L’actuelle sujétion de nos contemporains à la raison instrumentale a été prophétisée, selon Monette Vacquin, par trois ouvrages du XXe siècle : Nous Autres [2] d’Eugène Zamiatine, Le Meilleur des Mondes[3] d’Aldous Huxley, et 1984[4], de George Orwell. Tous les trois décrivent un monde assujetti à la raison, un « paradis philanthropique » et décrivent l’amélioration des sociétés humaines. Tous les trois mettent en garde contre cette illusion, contre ce bien qui est en réalité une « monstruosité ». L’utopie sous-jacente est clairement identifiée par la conférencière : il s’agit de l’utopie positiviste, laquelle consiste à procurer un « bonheur rationnel » aux hommes grâce aux progrès de la technique et au bon usage de la raison.
Les trois ouvrages mettent en scène la « dépsychisation » de l’homme qui le coupe de son environnement et vide son inconscient. Ainsi, dans le Meilleur des Mondes, les gouverneurs utilisent les moyens scientifiques pour mettre au point la « révolution ultime, personnelle, véritablement révolutionnaire », dans le but d’obtenir la stabilité sociale. Aldous Huxley annonce un monde où les bébés sont fabriqués en éprouvette, où le mot « parent » est devenu obscène et bannis depuis l’apparition de l’ectogenèse (la gestation en dehors du corps humain, ou utérus artificiel) qui met fin à la « reproduction vivipare ». Il prédit également la promiscuité sexuelle, où « chacun est la propriété sexuelle de tous », et l’anéantissement de la filiation. Monette Vacquin trouve étonnant de voir aussi prégnant déjà le mot de « solidarité ». Un mot qui justifie aujourd’hui « la mise dans l’échange des tissus, des organes, ou des gamètes. Le don de gamètes ? De la solidarité. La location d’utérus ? De la solidarité ? Les bébés médicaments ? De la solidarité de vies non advenues, de la solidarité trans-générationnelle en quelque sorte ».
Monette Vacquin esquisse une critique de la raison instrumentale. « Que la raison soit dangereuse est un scandale. Comment en effet faire la critique de ce qui peut habiter la science, sans s’exposer à l’accusation d’obscurantisme et être renvoyé à une position défensive ? Et est-ce possible ? Et sous quelle forme ? » Certains auteurs s’y sont attelé, comme Jacques Lacan[5]. Ainsi, dans son Séminaire sur l’Ethique, livre-t-il ses intuitions : « Au long de cette période historique, le désir de l’homme, (…) s’est tout simplement réfugié dans la passion la plus subtile, et aussi la plus aveugle, comme nous le montre l’histoire d’Œdipe, la passion du savoir. C’est celle là qui est en train de mener un train qui n’a pas dit son dernier mot.
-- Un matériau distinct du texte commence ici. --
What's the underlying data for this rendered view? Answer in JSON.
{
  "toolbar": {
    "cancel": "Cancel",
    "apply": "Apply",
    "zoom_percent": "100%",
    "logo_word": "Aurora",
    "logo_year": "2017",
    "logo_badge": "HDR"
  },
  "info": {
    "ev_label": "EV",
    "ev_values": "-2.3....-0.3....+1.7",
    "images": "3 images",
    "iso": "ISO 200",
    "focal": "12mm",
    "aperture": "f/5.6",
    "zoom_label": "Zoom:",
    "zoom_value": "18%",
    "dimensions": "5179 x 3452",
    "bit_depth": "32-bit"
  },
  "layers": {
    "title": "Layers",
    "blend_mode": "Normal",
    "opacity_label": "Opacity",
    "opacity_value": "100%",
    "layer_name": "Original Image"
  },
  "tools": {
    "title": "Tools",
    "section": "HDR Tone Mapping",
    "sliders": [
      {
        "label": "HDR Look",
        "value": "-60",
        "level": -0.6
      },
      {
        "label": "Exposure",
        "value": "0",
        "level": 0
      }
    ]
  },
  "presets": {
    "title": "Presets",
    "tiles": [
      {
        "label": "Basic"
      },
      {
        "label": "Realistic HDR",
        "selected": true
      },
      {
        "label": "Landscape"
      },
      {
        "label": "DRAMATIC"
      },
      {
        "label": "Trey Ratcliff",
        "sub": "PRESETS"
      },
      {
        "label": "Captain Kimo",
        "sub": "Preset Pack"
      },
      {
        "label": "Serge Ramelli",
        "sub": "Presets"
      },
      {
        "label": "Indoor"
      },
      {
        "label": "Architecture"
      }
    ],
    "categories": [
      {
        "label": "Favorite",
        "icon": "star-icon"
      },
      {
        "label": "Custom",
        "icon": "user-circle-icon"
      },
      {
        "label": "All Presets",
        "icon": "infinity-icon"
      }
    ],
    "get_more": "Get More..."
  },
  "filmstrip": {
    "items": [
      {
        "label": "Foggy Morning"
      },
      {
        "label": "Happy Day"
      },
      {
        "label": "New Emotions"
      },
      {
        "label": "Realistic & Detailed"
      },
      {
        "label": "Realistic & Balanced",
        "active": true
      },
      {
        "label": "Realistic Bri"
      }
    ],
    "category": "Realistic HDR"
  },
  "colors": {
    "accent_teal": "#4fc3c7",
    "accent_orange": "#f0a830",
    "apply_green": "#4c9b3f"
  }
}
(…) C’est un fait qu’ils se sont laissé faire, que la science a obtenu des crédits, moyennant quoi nous avons actuellement cette vengeance sur le dos. Chose fascinante, mais qui pour ceux qui sont au point le plus avancé de la science, ne va pas sans la vive conscience qu’ils sont au pied du mur de la haine ».
Pour sa part Monette Vacquin, face au scientisme qui risque de véhiculer la « dé-raison », en appelle à un sursaut de l’autre raison, la « raison humaine ».
[1] Monette Vacquin est l’auteur de Frankenstein ou les délires de la raison (1989), Ed. F.Bourin, et de Main basse sur les vivants (1999), Ed. Fayard.
[2] Zamiatine, Eugène : Nous Autres, 1920, Editions Gallimard.
[3] Huxley, Aldous : Le Meilleur des Mondes, 1931, Editions Plon.
[4] Orwell, George : 1984, 1949, Editions Folio.
[5] Lacan, Jacques : L’Éthique de la psychanalyse (1959-1960)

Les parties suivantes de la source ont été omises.